La politesse aujourd’hui, semble-t-il, à la merci de gens sans merci, a un prix. Un coût qui n’est toutefois pas sans rappeler les premières origines étymologiques de son apparent terme de déférence « merci ». Le Figaro revient sur l’histoire de cette marque d’attention.

« La merci », nous conte Claude Duneton dans son livre La Puce à l’oreille, « fut d’abord une faveur, une récompense ». Du latin merces (mercedem à l’accusatif), le nom féminin renvoie originellement à l’idée d’un « marché » passé entre deux individus puis celle « d’une faveur que l’on accorde à quelqu’un en l’épargnant ». « Pour Dieu et pour moi, ayez, la merci que je vous demande », implore Lancelot dans le Chevalier de la Charette de Chrétien de Troyes.
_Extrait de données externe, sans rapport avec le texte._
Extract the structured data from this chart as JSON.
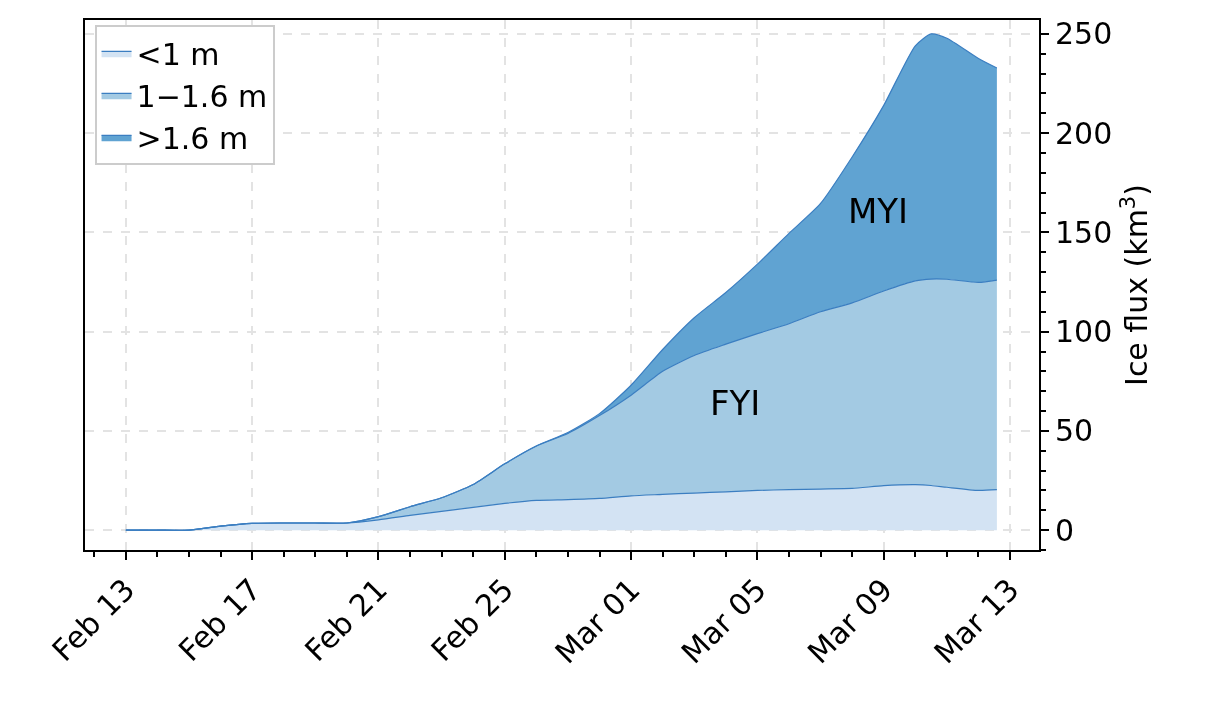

Comprenez : « Ayez la pitié que je demande ». La « grâce » ne peut en réalité être obtenue qu’en échange d’un bien mercantile. « Celui qui vous tenait à sa merci était celui qui fixait son prix pour votre libération », note le linguiste.

« Merci » ou les faveurs d’une dame
La merci sous-entend également en ses racines l’idée d’un rapport vertical. « Merci, sire, soyez en paix », dira plus haut Lancelot. Une manière de signifier sa sujétion à son bienfaiteur. N’est donc pas anodin de retrouver la conception d’asservissement dans les formules qui font encore foi aujourd’hui : « être corvéable à merci » et « se rendre à merci », dans le sens de « capituler ».

Outre ces rapports d’intérêt sur lesquels se fonde le substantif, le mot « merci », accordé au masculin, prend les sens de « grâce » et « pitié ». Adieu le marché et bonjour la charité ! Rien à voir en effet avec le paronyme latin merx « marchandise », quand le nom est accompagné de l’article « le ». Employé dès 881 en France sous la forme mercit, « miséricorde », le mot se parera au fil des siècles de diverses significations telles « pitié », « faveurs d’une dame » et « remerciement ». Conception qui « prendra racine dès le XIVe siècle », rappelle Claude Duneton, « sous la forme grand merci à partir du XVIe siècle, époque où grand était encore à la fois masculin et féminin ».

Parfois souligné d’un adjectif « grand merci », numéral « mille mercis » ou accolé au nom de Dieu, dans l’expression « Dieu merci ! » pour remplacer le terme « heureusement », le substantif s’utilise de nos jours, principalement pour faire état de sa gratitude.

Si l’Académie française n’a pas statué sur le bon usage des expressions « merci pour » et « merci de » — toutes les deux correctes — précisons toutefois que placé derrière un verbe à l’infinitif, la locution exacte sera toujours et exclusivement « merci de ».